Stefan Monnier <address@hidden> writes:

> I didn't know that the MS-DOS port does make Emacs's terminal
> available directly to its subprocesses, but that can be easily
> accomodated.

I don't know about the port actually, and it is not a matter of making
the terminal available as much as the subprocess just taking it, I
think.  The screen memory is there, and the BIOS routine accessing it
are there.  How is Emacs going to keep a subprocess from using those?

> This brings us back to multi-tty's handling of environments.  I
> think breaking backward compatibility to some extent is unavoidable
> because there needs to be several different notions of environments,
> such as the two mentioned above.

To some extent, yes.  I am fine with breaking previous
terminal-related code as much as required.  I am less fine with
breaking anything environment-related.

> I think it's a good opportunity to think hard about what
> setenv/getenv/process-environment should really do and how to
> extend/replace them.  Your message was a good start in that
> direction, but I think we should first try to imagine "what should
> things be like, regardless of backward compatibility" and only
> afterwards try to see how to best map it to the old interface.

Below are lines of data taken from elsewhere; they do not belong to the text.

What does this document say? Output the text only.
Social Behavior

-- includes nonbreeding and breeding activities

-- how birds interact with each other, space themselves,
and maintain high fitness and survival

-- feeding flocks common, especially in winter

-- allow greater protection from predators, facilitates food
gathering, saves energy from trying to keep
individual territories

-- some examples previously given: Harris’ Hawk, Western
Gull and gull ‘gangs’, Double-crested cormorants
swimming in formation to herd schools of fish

For everything that is not terminal-related, nothing but a single
environment makes sense, I think: basically all code manipulating
environments assumes this, and there is quite a bit of code that might
not even get run in a terminal.

Anyway, when we split environments in _any_ way, it means that
processes will have to keep an idea of what terminal they belong to so
that this terminal can be reselected in their process sentinels and
filter functions: it is important that the process sentinel can rely
on having the same environment variables for further processes started
from there.

Maybe this already is implemented, and maybe even in trunk: no idea.

Also the environment situation seems to be ugly with regard to code
being run from timers: maybe one should refrain from starting
terminal-dependent processes from timers.  Not being allowed to start
any processes seems like overkill, but we can't rely on the
terminal-related parts of it to stay around, can we?